Wednesday, March 6, 2013

satisfied..and thankful

quiet games of tic-tac-toe, watching some silly shows and playing on the Ipad.. some apps even educational. that is what the past days have consisted. each morning, we check the sick boy's status. although, his the night's have predicted daybreak's outcome. then the gathering blanket and pillow, to once again, morph  living room into infirmary.

i admit these quiet days of cannot-go-anywhere have been somewhat soothing. much laundry is accomplished and grocery lists made. my full attention is on my boys, my husband, my home... full attention on the immediate gifts God has placed in my life. it's a breath deep, satisfying feeling. i am thankful.

besides a needed run to the doctor, the only time out-and-about was Monday, when necessary errands were run. my eldest, 13 going on 18, kept me company...and what wonderful company he is. i know i have mentioned before, but he is such a gentleman. runs to get my door, even beating me around the side of the car to open my driver side before i get my keys safely ticked inside my purse. our conversation is both light hearted and deep. watching him become a man is amazing, and i love spending time with him. God is doing wonderful things in his heart and life. it is a privilege to be his Mom.

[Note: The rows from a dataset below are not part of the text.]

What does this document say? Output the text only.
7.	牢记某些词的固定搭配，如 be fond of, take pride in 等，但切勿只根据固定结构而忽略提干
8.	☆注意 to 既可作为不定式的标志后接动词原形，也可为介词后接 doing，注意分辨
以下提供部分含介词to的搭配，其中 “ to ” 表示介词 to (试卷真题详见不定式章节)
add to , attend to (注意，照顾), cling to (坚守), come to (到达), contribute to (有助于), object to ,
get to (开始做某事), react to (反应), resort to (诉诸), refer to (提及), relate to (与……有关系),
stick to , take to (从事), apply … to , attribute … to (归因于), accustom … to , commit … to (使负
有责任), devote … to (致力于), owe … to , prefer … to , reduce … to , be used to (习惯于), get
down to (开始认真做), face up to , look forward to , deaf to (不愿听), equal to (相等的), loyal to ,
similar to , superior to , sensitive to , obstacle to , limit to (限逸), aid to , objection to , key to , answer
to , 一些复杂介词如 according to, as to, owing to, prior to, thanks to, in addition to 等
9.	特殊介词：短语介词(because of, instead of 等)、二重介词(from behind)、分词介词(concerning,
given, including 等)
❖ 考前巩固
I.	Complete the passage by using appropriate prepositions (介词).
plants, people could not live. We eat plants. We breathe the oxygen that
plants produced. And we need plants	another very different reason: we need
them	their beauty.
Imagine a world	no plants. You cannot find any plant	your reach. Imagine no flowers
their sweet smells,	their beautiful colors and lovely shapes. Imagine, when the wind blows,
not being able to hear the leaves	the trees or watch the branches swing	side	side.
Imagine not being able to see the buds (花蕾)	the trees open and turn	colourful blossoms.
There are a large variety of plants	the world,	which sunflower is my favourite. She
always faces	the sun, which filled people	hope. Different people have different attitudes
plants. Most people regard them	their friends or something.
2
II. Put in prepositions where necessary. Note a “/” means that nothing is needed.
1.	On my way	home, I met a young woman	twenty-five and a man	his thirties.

we trekked off to the dreaded MVA, where, after only an hour, i left with a new license. one that has a less than ten years ago photo and updated, ahem, weight. the real heavy moment though was sitting there realizing that the next time i would be there was less than two years from now, again with my son...but not for myself, but instead for him. it will be here before i turn around. time has proven that much is true.

upon leaving, he asked if we could grab lunch..specifically, if we could go inside somewhere to sit and eat. what treasured times these are for me. i try to grab every one of these opportunities to spend time with each of my boys. i had a lot waiting for me to do at home, and we still had to grocery shop. but, it was much more important right then to hear my son's heart... really listen to him.

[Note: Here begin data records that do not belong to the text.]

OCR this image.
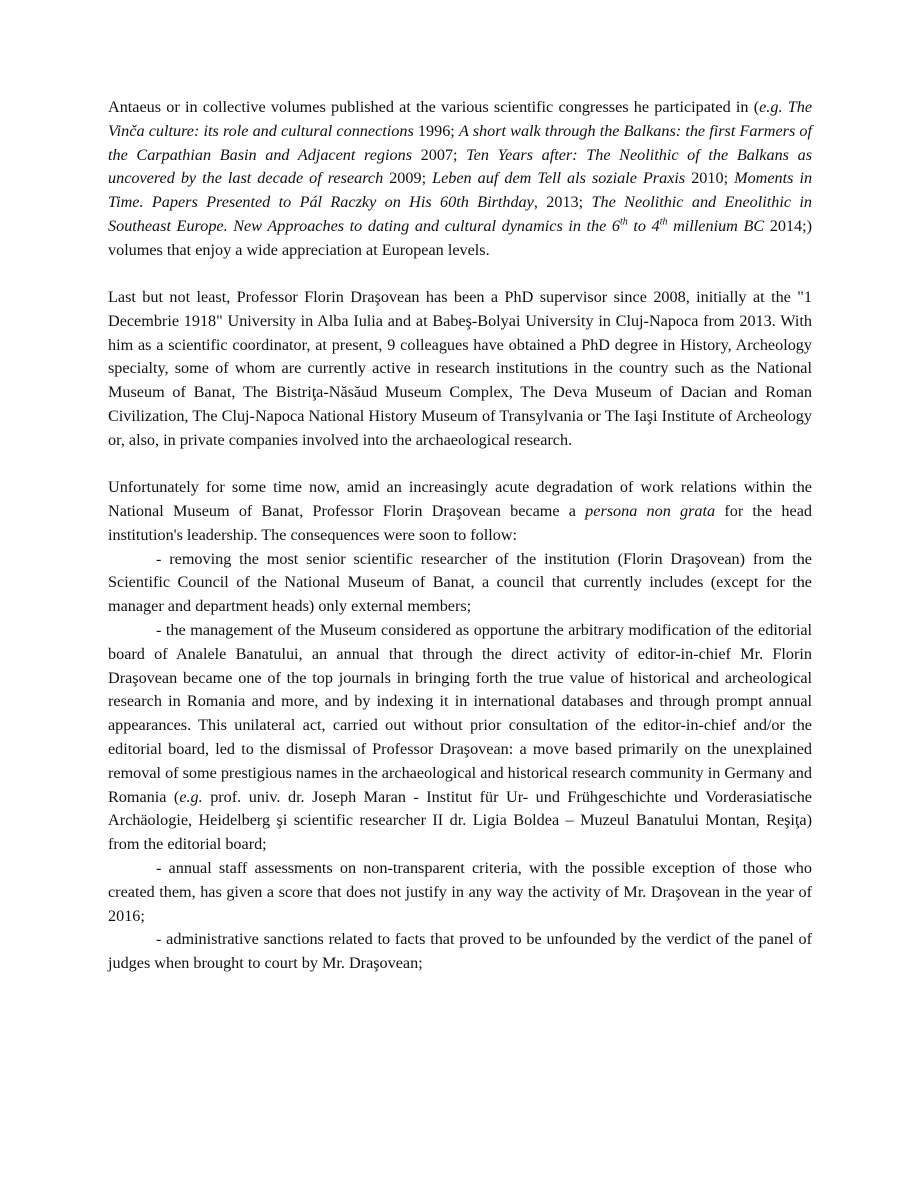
Antaeus or in collective volumes published at the various scientific congresses he participated in (e.g. The Vinča culture: its role and cultural connections 1996; A short walk through the Balkans: the first Farmers of the Carpathian Basin and Adjacent regions 2007; Ten Years after: The Neolithic of the Balkans as uncovered by the last decade of research 2009; Leben auf dem Tell als soziale Praxis 2010; Moments in Time. Papers Presented to Pál Raczky on His 60th Birthday, 2013; The Neolithic and Eneolithic in Southeast Europe. New Approaches to dating and cultural dynamics in the 6th to 4th millenium BC 2014;) volumes that enjoy a wide appreciation at European levels.

Last but not least, Professor Florin Draşovean has been a PhD supervisor since 2008, initially at the "1 Decembrie 1918" University in Alba Iulia and at Babeş-Bolyai University in Cluj-Napoca from 2013. With him as a scientific coordinator, at present, 9 colleagues have obtained a PhD degree in History, Archeology specialty, some of whom are currently active in research institutions in the country such as the National Museum of Banat, The Bistriţa-Năsăud Museum Complex, The Deva Museum of Dacian and Roman Civilization, The Cluj-Napoca National History Museum of Transylvania or The Iaşi Institute of Archeology or, also, in private companies involved into the archaeological research.

Unfortunately for some time now, amid an increasingly acute degradation of work relations within the National Museum of Banat, Professor Florin Draşovean became a persona non grata for the head institution's leadership. The consequences were soon to follow:

- removing the most senior scientific researcher of the institution (Florin Draşovean) from the Scientific Council of the National Museum of Banat, a council that currently includes (except for the manager and department heads) only external members;

- the management of the Museum considered as opportune the arbitrary modification of the editorial board of Analele Banatului, an annual that through the direct activity of editor-in-chief Mr. Florin Draşovean became one of the top journals in bringing forth the true value of historical and archeological research in Romania and more, and by indexing it in international databases and through prompt annual appearances. This unilateral act, carried out without prior consultation of the editor-in-chief and/or the editorial board, led to the dismissal of Professor Draşovean: a move based primarily on the unexplained removal of some prestigious names in the archaeological and historical research community in Germany and Romania (e.g. prof. univ. dr. Joseph Maran - Institut für Ur- und Frühgeschichte und Vorderasiatische Archäologie, Heidelberg şi scientific researcher II dr. Ligia Boldea – Muzeul Banatului Montan, Reşiţa) from the editorial board;

- annual staff assessments on non-transparent criteria, with the possible exception of those who created them, has given a score that does not justify in any way the activity of Mr. Draşovean in the year of 2016;

- administrative sanctions related to facts that proved to be unfounded by the verdict of the panel of judges when brought to court by Mr. Draşovean;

we had a wonderful lunch together and headed to the grocery store. apparently, everyone else had to shop on Monday as well.. it seemed half of our county population was there. at first, i couldn't figure out why the onslaught of shoppers. that's when my son reminded me that we were to get a decent helping of snow in the next days. ahhhh.. so, that's why the bread shelf was almost empty.. i will never understand why some act as if they'll never be able to get out of the house again when we're supposed to see some snow. we are a funny people.

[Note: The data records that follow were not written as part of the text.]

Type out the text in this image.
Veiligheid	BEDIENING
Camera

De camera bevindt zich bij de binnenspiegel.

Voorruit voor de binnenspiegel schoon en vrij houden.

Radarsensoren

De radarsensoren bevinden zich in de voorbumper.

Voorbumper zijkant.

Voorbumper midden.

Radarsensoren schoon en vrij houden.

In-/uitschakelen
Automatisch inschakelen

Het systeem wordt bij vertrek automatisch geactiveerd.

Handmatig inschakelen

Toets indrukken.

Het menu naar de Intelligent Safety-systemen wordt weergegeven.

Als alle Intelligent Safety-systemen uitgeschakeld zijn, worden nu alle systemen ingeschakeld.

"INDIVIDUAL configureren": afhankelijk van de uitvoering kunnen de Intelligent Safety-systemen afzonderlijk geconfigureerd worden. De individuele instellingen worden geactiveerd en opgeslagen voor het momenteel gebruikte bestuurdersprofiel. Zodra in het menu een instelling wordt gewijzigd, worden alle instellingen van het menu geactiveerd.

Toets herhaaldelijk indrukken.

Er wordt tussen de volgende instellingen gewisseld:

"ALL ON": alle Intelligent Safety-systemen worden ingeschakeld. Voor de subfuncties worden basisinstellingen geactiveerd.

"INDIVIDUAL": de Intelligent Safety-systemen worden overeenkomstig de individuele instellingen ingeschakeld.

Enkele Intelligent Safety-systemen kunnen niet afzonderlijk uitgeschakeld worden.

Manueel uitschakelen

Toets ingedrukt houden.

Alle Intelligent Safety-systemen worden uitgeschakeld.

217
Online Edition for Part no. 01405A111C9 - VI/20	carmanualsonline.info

so, now i sit here, awaiting the "big storm". word has it that we could see on the upwards of a foot. today was sunny and almost fifty degrees.. we shall see. besides the sunny day, it was also a great day for my little sick man. besides a sniffle, he seems fully recouped. now, my oldest is down. hoping it doesn't make it's way through the whole family. oh well.. at least if it snows, we'll be back to cannot-go-anywhere, and i will still be deeply satisfied.. and thankful.